Shoe love

Sometimes, in the vast Sidewalk Sale of our lives as consumers, we hit upon exactly the right purchase. Just what we needed. The ideal fit. The handiest little gizmo. Don't know how we ever got along without one.

These products enrich our lives, each one a bright spot in the gloomy accumulation of items that disappoint or break or never fit quite right.

Often, these perfect products come from the clothing aisles. People get downright fetishistic about certain garments or shoes. (Like one woman, who found the ideal high heel, then went out and bought two more pairs of the exact same shoe because the model had been discontinued, not that I'm naming any names.)

Even fashion-free guys -- slobs who always look like they just rolled out of bed, on fire -- have favorite T-shirts or old sneakers they can't bear to throw away.

My latest favorite is a simple black shoe, plain to the point of invisibility. It's the perfect shoe for me, and I'm delighted that I stumbled onto it, so to speak.
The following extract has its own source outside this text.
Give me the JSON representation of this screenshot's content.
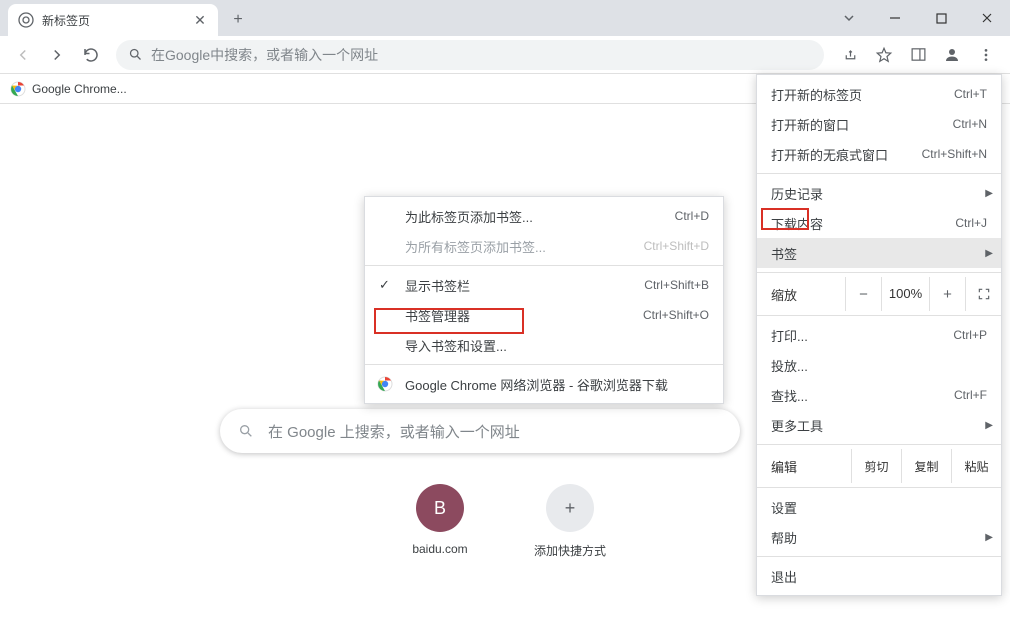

Oh, I've had favorites before. Sneakers, mostly, the occasional boat shoe. Casual, you know? Maybe a dressy loafer for a night on the town. But I never fell in love. Kept my shoes at a distance. Easy come, easy go.

I told myself I didn't even care about shoes anymore. My middle-aged feet are wide at the front and narrow at the heel, like the feet of a large duck. Nothing fits right. I'd quit looking. Wear the ones that pinch, what's a little more suffering?

Then I met this shoe. The new pair that's got me all aflutter. Comfortable as sneakers, but I can wear 'em with anything. Take 'em anywhere, walk for miles in perfect comfort. Every time I wear these shoes, I'm the happiest guy on two feet.

We're not talking simple brand loyalty here. It's true love. Shoe love. I'd run into a burning building to rescue these shoes.

And they were on sale when I bought them.

No, I won't identify the brand. For one thing, they wouldn't work for you, unless you also have duck feet. For another, I'm not in the business of endorsing products. Unless a shoe company wants to pay me millions for the endorsement, like they do pro athletes. I could be bought. They could even put my likeness on the shoes, like they do with the Air Jordan logo, that great flying-dunk silhouette. What would be a good logo for a writer? Guy hunkered over a keyboard. Cursing.

Anyway, the brand doesn't matter. I'm talking about the way the perfect fit makes you feel.

Some product out there -- a socket wrench, a kitchen implement, a sports car, pants -- makes you, too, happy to be alive. Cherish this favorite. Always keep it in the same place. Don't lend it to others. Don't let anything happen to it. Who knows when you'd be able to find a replacement? They probably don't even make those anymore. In fact, you'd better go buy a couple more, while you're thinking about it. Put 'em away someplace safe. Just in case.

If you can't think of something that makes you feel this good, some brand that's earned your lifelong devotion, then I only hope that one day you find this level of happiness and contentment for yourself. Don't give up. Get out there and shop.

I'd recommend the shoe department.

1 comment:

Anonymous said...

I think the logo idea is great. Especially huddled over the typewriter, cursing!